‘Your horse won’t eat any oats, nor will he be bled until I get my revenge’ threatens his lady Orgeuilleux de la Lande, making his displeasure evident by abusing the lady’s horse. Horses were vital agents in daily life throughout the medieval period, but with the advent of technology in the twentieth century, they have been somehow marginalized in academic studies.

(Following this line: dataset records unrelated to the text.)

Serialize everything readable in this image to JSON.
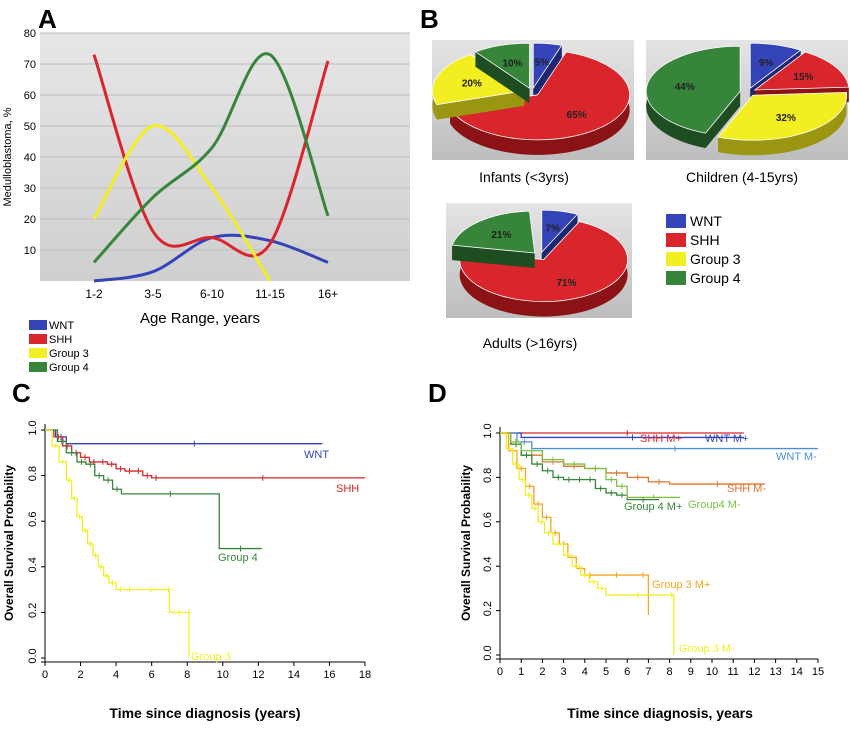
{
  "colors": {
    "WNT": "#3444b8",
    "SHH": "#d8262c",
    "Group 3": "#f2ee22",
    "Group 4": "#36853a"
  },
  "panels": {
    "A": "A",
    "B": "B",
    "C": "C",
    "D": "D"
  },
  "legendA": [
    "WNT",
    "SHH",
    "Group 3",
    "Group 4"
  ],
  "legendB": [
    "WNT",
    "SHH",
    "Group 3",
    "Group 4"
  ],
  "chart_data": [
    {
      "id": "A",
      "type": "line",
      "xlabel": "Age Range, years",
      "ylabel": "Medulloblastoma, %",
      "categories": [
        "1-2",
        "3-5",
        "6-10",
        "11-15",
        "16+"
      ],
      "ylim": [
        0,
        80
      ],
      "yticks": [
        10,
        20,
        30,
        40,
        50,
        60,
        70,
        80
      ],
      "grid": true,
      "series": [
        {
          "name": "WNT",
          "values": [
            0,
            3,
            14,
            13,
            6
          ]
        },
        {
          "name": "SHH",
          "values": [
            73,
            16,
            14,
            12,
            71
          ]
        },
        {
          "name": "Group 3",
          "values": [
            20,
            50,
            30,
            0,
            null
          ]
        },
        {
          "name": "Group 4",
          "values": [
            6,
            27,
            43,
            73,
            21
          ]
        }
      ]
    },
    {
      "id": "B",
      "type": "pie",
      "pies": [
        {
          "label": "Infants (<3yrs)",
          "slices": [
            {
              "name": "WNT",
              "value": 5,
              "label": "5%"
            },
            {
              "name": "SHH",
              "value": 65,
              "label": "65%"
            },
            {
              "name": "Group 3",
              "value": 20,
              "label": "20%"
            },
            {
              "name": "Group 4",
              "value": 10,
              "label": "10%"
            }
          ]
        },
        {
          "label": "Children (4-15yrs)",
          "slices": [
            {
              "name": "WNT",
              "value": 9,
              "label": "9%"
            },
            {
              "name": "SHH",
              "value": 15,
              "label": "15%"
            },
            {
              "name": "Group 3",
              "value": 32,
              "label": "32%"
            },
            {
              "name": "Group 4",
              "value": 44,
              "label": "44%"
            }
          ]
        },
        {
          "label": "Adults (>16yrs)",
          "slices": [
            {
              "name": "WNT",
              "value": 7,
              "label": "7%"
            },
            {
              "name": "SHH",
              "value": 71,
              "label": "71%"
            },
            {
              "name": "Group 3",
              "value": 0,
              "label": ""
            },
            {
              "name": "Group 4",
              "value": 21,
              "label": "21%"
            }
          ]
        }
      ]
    },
    {
      "id": "C",
      "type": "line",
      "xlabel": "Time since diagnosis (years)",
      "ylabel": "Overall Survival Probability",
      "xlim": [
        0,
        18
      ],
      "xticks": [
        0,
        2,
        4,
        6,
        8,
        10,
        12,
        14,
        16,
        18
      ],
      "ylim": [
        0,
        1
      ],
      "yticks": [
        "0.0",
        "0.2",
        "0.4",
        "0.6",
        "0.8",
        "1.0"
      ],
      "series": [
        {
          "name": "WNT",
          "label": "WNT",
          "x": [
            0,
            0.6,
            1.2,
            15.6
          ],
          "y": [
            1,
            0.97,
            0.94,
            0.94
          ]
        },
        {
          "name": "SHH",
          "label": "SHH",
          "x": [
            0,
            0.5,
            1,
            1.5,
            2,
            2.5,
            3,
            3.5,
            4,
            4.5,
            5,
            5.5,
            6,
            6.5,
            18
          ],
          "y": [
            1,
            0.97,
            0.93,
            0.9,
            0.88,
            0.86,
            0.86,
            0.85,
            0.83,
            0.82,
            0.82,
            0.8,
            0.79,
            0.79,
            0.79
          ]
        },
        {
          "name": "Group 4",
          "label": "Group 4",
          "x": [
            0,
            0.7,
            1.2,
            1.8,
            2.3,
            2.8,
            3.3,
            3.8,
            4.3,
            9.8,
            12.2
          ],
          "y": [
            1,
            0.95,
            0.9,
            0.86,
            0.85,
            0.8,
            0.78,
            0.74,
            0.72,
            0.48,
            0.48
          ]
        },
        {
          "name": "Group 3",
          "label": "Group 3",
          "x": [
            0,
            0.4,
            0.8,
            1.2,
            1.5,
            1.8,
            2.1,
            2.4,
            2.7,
            3.0,
            3.3,
            3.6,
            4.0,
            4.5,
            5.0,
            6.9,
            7.0,
            8.1,
            8.1
          ],
          "y": [
            1,
            0.93,
            0.86,
            0.78,
            0.7,
            0.62,
            0.56,
            0.5,
            0.45,
            0.4,
            0.36,
            0.33,
            0.3,
            0.3,
            0.3,
            0.3,
            0.2,
            0.2,
            0
          ]
        }
      ]
    },
    {
      "id": "D",
      "type": "line",
      "xlabel": "Time since diagnosis, years",
      "ylabel": "Overall Survival Probability",
      "xlim": [
        0,
        15
      ],
      "xticks": [
        0,
        1,
        2,
        3,
        4,
        5,
        6,
        7,
        8,
        9,
        10,
        11,
        12,
        13,
        14,
        15
      ],
      "ylim": [
        0,
        1
      ],
      "yticks": [
        "0.0",
        "0.2",
        "0.4",
        "0.6",
        "0.8",
        "1.0"
      ],
      "series": [
        {
          "name": "SHH M+",
          "label": "SHH M+",
          "color": "#d8262c",
          "x": [
            0,
            0.5,
            11.5
          ],
          "y": [
            1,
            1,
            1
          ]
        },
        {
          "name": "WNT M+",
          "label": "WNT M+",
          "color": "#3444b8",
          "x": [
            0,
            1,
            11.5
          ],
          "y": [
            1,
            0.98,
            0.98
          ]
        },
        {
          "name": "WNT M-",
          "label": "WNT M-",
          "color": "#4b8fdc",
          "x": [
            0,
            0.8,
            1.5,
            15
          ],
          "y": [
            1,
            0.96,
            0.93,
            0.93
          ]
        },
        {
          "name": "SHH M-",
          "label": "SHH M-",
          "color": "#e0742e",
          "x": [
            0,
            0.5,
            1,
            2,
            3,
            4,
            5,
            6,
            7,
            8,
            12.5
          ],
          "y": [
            1,
            0.95,
            0.9,
            0.87,
            0.85,
            0.84,
            0.82,
            0.8,
            0.78,
            0.77,
            0.77
          ]
        },
        {
          "name": "Group 4 M+",
          "label": "Group 4 M+",
          "color": "#36853a",
          "x": [
            0,
            0.5,
            1,
            1.5,
            2,
            2.5,
            3,
            3.5,
            4,
            4.5,
            5,
            5.5,
            6,
            7.5
          ],
          "y": [
            1,
            0.95,
            0.9,
            0.86,
            0.83,
            0.8,
            0.79,
            0.79,
            0.79,
            0.75,
            0.73,
            0.72,
            0.7,
            0.7
          ]
        },
        {
          "name": "Group4 M-",
          "label": "Group4 M-",
          "color": "#7ac143",
          "x": [
            0,
            0.5,
            1,
            2,
            3,
            4,
            5,
            5.5,
            6,
            8.5
          ],
          "y": [
            1,
            0.96,
            0.92,
            0.88,
            0.86,
            0.84,
            0.79,
            0.76,
            0.71,
            0.71
          ]
        },
        {
          "name": "Group 3 M+",
          "label": "Group 3 M+",
          "color": "#f5a623",
          "x": [
            0,
            0.4,
            0.8,
            1.2,
            1.6,
            2.0,
            2.4,
            2.8,
            3.2,
            3.6,
            4.0,
            4.5,
            6.5,
            7.0,
            7.0
          ],
          "y": [
            1,
            0.92,
            0.84,
            0.76,
            0.68,
            0.62,
            0.55,
            0.5,
            0.44,
            0.39,
            0.36,
            0.36,
            0.36,
            0.2,
            0.18
          ]
        },
        {
          "name": "Group 3 M-",
          "label": "Group 3 M-",
          "color": "#f2ee22",
          "x": [
            0,
            0.3,
            0.6,
            0.9,
            1.2,
            1.5,
            1.8,
            2.1,
            2.5,
            3.0,
            3.4,
            3.8,
            4.2,
            4.6,
            5.0,
            8.0,
            8.2
          ],
          "y": [
            1,
            0.93,
            0.86,
            0.79,
            0.72,
            0.66,
            0.6,
            0.55,
            0.5,
            0.45,
            0.4,
            0.36,
            0.33,
            0.3,
            0.27,
            0.27,
            0
          ]
        }
      ]
    }
  ]
}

Recently, interest in equine history has surged, but there are still many issues waiting to be tackled by scholars.
In this fourth year of thematic horse sessions at the International Medieval Congress, Leeds, we invite papers on the following themes:
- Breeding, training, feeding and curing horses
- Osteological study of horse remains
- Equipment for ridden and working horses
- Horse-related buildings and infrastructure (stables, roads, hyppodromes, markets, etc.)
- Horses in the East and West – regional peculiarities
- Imaginary, fantastic and magical horses and equids, including unicorns, centaurs and grotesques, and their relation to real horses
- Other equids and ridden animals (donkeys, mules, zebras, etc.)
If you would like to propose a theme that does not fit in the above categories, please contact the organizers.
Paper abstracts (up to 500 words) and short biographies (up to 100 words) are to be sent to Dr Anastasija Ropa (Anastasija.Ropa@lspa.lv) and Dr Timothy Dawson (email@example.com) by 31 August 2018.
Publication of selected papers is planned.